Figure 4 and Figure 5 plot the performance profiles for the data in Table 2. Graphs in Figure 4 illustrate the performance profiles Nitr and Nfe for DL, FDL, and EDL iterations based on the data from Table 2. In Figure 4a, it is noticeable that DL, FDL, and EDL methods are able to solve all tested functions, wherein the FDL method produces the best results in $54.0$% (27 out of 50) of test functions compared with DL ($26.0$% (13 out of 50)) and EDL ($38.0$% (19 out of 50)). From Figure 4a, it is observed that the FDL graph reaches the top first, so FDL is the best relative to other examined methods with respect to the Nitr criterion.

Figure 4b indicates that the FDL graph is the most efficient and successfully solves all test cases. In addition, the obtained numerical results confirm that FDL performs well in most cases. Most specifically, FDL is the fastest because it solves about $48.0\%$ (24 out of 50) of tested functions with the least Nfe compared to the DL and EDL methods. Meanwhile, the DL and EDL are superior for solving $22.0\%$ (11 out of 50) and $30.0\%$ (15 out of 50) test functions, respectively.
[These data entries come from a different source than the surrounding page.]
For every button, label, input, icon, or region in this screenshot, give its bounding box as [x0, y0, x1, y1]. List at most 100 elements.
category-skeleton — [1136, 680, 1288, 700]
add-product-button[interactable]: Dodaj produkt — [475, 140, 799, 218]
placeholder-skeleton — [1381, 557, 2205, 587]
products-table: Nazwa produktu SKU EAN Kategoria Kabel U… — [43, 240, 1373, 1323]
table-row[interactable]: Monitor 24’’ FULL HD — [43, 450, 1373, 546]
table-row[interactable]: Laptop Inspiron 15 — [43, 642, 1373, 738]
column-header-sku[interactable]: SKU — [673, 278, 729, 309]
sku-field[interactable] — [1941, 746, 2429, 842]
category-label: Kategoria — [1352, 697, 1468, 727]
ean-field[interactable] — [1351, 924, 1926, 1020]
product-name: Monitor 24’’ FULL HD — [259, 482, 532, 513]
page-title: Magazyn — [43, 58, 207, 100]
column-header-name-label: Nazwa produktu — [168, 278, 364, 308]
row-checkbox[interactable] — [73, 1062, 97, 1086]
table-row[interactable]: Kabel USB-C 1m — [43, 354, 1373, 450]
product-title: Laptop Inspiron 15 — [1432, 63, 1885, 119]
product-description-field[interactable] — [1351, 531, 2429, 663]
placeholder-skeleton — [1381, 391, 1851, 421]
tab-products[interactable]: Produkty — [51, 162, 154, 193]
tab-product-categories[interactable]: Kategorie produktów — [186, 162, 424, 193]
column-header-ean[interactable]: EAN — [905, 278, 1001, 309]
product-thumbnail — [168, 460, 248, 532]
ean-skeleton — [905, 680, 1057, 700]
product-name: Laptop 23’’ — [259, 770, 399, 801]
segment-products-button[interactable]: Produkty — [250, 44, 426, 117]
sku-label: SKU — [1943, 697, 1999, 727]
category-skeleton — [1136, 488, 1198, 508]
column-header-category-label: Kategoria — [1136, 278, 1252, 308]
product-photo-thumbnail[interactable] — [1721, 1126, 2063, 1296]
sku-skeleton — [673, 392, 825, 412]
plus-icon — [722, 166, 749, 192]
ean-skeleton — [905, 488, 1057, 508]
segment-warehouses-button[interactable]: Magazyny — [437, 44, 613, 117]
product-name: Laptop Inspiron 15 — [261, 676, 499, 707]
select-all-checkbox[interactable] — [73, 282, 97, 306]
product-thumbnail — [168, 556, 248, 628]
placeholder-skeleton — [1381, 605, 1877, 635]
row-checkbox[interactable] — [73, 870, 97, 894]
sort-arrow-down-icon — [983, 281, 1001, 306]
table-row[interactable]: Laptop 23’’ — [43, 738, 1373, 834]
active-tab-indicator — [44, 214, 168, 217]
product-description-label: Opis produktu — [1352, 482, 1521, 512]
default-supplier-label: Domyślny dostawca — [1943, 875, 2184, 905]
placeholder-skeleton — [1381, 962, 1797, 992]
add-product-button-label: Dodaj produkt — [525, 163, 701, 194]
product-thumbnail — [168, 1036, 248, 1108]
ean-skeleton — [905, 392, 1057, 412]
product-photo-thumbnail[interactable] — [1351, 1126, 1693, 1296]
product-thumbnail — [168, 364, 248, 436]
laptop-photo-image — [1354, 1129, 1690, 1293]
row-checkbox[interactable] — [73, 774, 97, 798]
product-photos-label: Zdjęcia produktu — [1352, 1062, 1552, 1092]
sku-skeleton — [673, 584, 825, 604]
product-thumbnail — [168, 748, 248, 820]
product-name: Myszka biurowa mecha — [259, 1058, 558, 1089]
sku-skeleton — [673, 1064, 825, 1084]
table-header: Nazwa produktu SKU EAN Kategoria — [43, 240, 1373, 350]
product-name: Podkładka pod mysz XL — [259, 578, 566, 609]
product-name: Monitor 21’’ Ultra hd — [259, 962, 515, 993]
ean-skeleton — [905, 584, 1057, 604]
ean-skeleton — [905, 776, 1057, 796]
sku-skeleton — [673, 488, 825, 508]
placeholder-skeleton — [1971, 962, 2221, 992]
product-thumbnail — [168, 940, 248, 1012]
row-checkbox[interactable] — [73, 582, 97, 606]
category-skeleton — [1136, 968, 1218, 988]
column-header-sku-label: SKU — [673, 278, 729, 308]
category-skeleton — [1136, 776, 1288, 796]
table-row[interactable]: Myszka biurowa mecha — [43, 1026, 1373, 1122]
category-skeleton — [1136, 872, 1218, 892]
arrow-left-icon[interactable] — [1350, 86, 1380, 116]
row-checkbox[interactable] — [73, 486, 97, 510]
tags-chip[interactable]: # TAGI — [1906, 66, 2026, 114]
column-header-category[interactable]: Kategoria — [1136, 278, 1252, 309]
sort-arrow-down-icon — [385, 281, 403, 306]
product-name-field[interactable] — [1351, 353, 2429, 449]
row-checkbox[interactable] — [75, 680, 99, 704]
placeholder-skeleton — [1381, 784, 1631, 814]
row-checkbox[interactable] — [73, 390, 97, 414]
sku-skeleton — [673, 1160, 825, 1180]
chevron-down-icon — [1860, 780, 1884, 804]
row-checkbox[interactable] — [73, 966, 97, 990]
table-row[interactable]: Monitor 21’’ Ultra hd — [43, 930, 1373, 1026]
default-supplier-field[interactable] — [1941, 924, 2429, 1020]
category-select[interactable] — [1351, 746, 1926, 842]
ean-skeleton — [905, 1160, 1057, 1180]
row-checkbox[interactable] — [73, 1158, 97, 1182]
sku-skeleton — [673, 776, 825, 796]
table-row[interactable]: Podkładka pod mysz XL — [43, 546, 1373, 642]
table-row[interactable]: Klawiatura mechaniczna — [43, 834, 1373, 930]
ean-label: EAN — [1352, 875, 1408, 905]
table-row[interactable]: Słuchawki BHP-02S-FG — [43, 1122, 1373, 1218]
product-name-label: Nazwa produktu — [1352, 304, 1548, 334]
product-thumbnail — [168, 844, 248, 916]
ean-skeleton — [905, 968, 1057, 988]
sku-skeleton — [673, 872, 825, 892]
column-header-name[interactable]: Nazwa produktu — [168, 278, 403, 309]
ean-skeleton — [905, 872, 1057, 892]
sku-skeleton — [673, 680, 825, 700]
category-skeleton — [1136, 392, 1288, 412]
Hence, the numerical behavior of FDL is superior compared to the DL and EDL methods for the given test functions.

Figure 5 shows Tcpu performance profiles graphs of DL, FDL, and EDL methods. It is observable that DL, FDL, and EDL are able to solve all tested functions. Further examination leads to the conclusion that the FDL method is the best in $74.0$% (37 out of 50) of the test cases compared with DL ($12.0$% (6 out of 50)) and EDL ($16.0$% (8 out of 50)). Analysing the graphs in Figure 5, a clear conclusion is that the FDL graph comes to the top first, which confirms its dominance in terms of Tcpu.

By analyzing the results shown in Figure 4, Figure 5 and in Table 2, we conclude that the FDL method achieved better results. This observation leads us to the final conclusion that the proposed FDL method is effective for solving unconstrained optimization problems in terms of all three criteria (iterations, function evaluations, and processor time).

5. Conclusions

In current research, we propose a novel approach to determining the parameter t in the Dai-Liao CG iterations. New approach is based on finding suitable values for a non-negative parameter t in the DL method using neutrosophic logic. Utilizing $t={\nu }_k\left({\mathsf{\Delta }}_k\right)$ in (5), an original strategy in defining the Dai-Liao CG parameter ${\beta }_k^{\mathrm{FDL}}$ is proposed and a novel fuzzy neutrosophic Dai-Liao (FDL) CG method is presented.

Numerical experiments and comparisons with some well-known CG methods and the theoretical convergence analysis show effectiveness of the method. The numerical testing and initiated comparison are based on standard performance profiles, such as the total number of iterations (Nitr), the total number of function evaluations (Nfe), and the running time (Tcpu) performances for each function and each method. Analysis of the obtained numerical results revealed that the FDL method is the most efficient.

We are convinced that the obtained results will be a motivation for further research in defining improved DL methods strengthened by the neutrosophic logic.

Future scientific research in this direction can be continued in in several directions. Previous research has shown the effectiveness of the neutrosophic principle in scaled gradient descent methods and DL class of CG methods. The challenge is to apply such a principle to other non-linear optimization methods. On the other hand, there is a wide variety of different possibilities for defining the principles of neutrosophication and de-neutrosophication, which can be considered in future research. Finally, there is a great opportunity in improving the Neutrosophic inference engine used in this research.